The production of three-dimensional (3D) printed firearms is concerning as these objects are unregulated and untraceable due to the lack of serial numbers. Criminals can obtain 3D models online or design their own versions using computer-aided design (CAD) software. While prior research and law enforcement efforts have focused primarily on analyzing tangible printed objects, investigations analyzing digital evidence are currently limited. This study presents a proof-of-concept approach for classifying firearm and non-firearm objects using geometric information extracted from g-code files, which serve as the executable instructions for 3D printers. It uses two feature extraction methods: the direct g-code method and the mesh construction method.

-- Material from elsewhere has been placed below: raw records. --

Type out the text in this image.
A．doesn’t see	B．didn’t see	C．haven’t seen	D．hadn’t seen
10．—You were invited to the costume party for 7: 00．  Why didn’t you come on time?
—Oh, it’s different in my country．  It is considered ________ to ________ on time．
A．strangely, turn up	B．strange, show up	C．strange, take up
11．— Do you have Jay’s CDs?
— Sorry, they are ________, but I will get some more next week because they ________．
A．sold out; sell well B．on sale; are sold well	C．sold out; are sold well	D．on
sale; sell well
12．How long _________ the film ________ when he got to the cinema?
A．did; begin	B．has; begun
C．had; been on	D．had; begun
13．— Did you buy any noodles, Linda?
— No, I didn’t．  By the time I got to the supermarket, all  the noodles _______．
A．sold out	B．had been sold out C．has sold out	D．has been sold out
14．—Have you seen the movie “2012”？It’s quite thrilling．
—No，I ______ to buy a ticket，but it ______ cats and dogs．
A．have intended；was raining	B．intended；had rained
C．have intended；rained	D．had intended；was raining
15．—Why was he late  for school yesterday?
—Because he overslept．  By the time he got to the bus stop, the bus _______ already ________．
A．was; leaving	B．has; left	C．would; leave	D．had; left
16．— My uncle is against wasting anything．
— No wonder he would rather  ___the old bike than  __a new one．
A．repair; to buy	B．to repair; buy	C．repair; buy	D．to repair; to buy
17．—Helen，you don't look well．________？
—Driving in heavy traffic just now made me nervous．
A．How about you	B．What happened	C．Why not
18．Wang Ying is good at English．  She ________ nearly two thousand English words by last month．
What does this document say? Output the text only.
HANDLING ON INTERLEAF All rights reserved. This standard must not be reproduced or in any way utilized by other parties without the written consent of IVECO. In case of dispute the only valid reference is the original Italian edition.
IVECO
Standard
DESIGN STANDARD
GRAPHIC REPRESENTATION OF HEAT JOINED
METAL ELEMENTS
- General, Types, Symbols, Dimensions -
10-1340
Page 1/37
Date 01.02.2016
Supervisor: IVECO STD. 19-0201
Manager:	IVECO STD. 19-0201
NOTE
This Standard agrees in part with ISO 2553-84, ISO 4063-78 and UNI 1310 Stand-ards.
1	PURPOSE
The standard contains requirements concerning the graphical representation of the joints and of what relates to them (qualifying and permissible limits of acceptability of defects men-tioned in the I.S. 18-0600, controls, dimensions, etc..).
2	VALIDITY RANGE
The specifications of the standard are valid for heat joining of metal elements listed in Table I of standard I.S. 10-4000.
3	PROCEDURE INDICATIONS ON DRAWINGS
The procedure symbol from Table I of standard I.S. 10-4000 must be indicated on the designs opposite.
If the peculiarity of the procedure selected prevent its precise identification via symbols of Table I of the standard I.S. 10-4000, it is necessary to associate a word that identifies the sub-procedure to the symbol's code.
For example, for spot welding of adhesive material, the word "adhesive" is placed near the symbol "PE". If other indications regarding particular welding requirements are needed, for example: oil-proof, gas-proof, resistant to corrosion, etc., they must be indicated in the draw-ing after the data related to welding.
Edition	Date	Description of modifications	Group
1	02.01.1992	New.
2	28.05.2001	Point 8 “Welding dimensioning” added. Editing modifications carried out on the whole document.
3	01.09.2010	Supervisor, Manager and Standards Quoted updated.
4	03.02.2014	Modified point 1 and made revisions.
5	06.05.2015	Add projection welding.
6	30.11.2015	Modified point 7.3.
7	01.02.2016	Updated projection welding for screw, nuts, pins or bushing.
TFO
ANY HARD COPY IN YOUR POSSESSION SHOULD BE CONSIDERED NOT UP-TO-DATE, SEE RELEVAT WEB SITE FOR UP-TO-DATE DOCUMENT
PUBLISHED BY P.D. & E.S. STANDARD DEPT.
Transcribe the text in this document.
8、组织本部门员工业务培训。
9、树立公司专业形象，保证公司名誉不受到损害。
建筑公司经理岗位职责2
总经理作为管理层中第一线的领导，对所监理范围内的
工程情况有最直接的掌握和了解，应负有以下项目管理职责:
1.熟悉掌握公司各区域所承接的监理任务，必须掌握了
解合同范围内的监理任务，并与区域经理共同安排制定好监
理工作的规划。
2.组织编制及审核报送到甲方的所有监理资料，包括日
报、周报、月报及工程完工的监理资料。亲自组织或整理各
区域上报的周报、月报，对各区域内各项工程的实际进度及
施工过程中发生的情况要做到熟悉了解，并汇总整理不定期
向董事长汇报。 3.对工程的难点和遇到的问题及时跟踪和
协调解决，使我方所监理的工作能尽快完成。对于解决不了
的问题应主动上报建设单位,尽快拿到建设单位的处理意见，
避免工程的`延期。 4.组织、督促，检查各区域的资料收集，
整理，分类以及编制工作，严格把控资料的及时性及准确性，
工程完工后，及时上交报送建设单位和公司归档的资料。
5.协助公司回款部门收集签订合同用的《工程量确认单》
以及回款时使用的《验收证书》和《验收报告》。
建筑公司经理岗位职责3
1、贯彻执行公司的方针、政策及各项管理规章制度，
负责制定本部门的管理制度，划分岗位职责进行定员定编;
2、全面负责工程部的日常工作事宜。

The direct g-code method extracts the features as values directly from the g-code file, while the mesh construction method converts the coordinates from the g-code file into a 3D mesh, then extracts the vertices and edges from each model. We use machine learning classifiers such as random forest (RF), support vector machine, decision tree, and a convolutional neural network to classify our objects into firearm and non-firearm objects. We then apply a 10-fold cross validation on our data to validate its accuracy. The results demonstrated that the RF model, in conjunction with the mesh construction method, achieves the highest classification accuracy of 95.80%. The mesh construction method consistently outperforms the direct g-code method accuracy results, and these performance differences are confirmed as statistically significant using a paired t-test.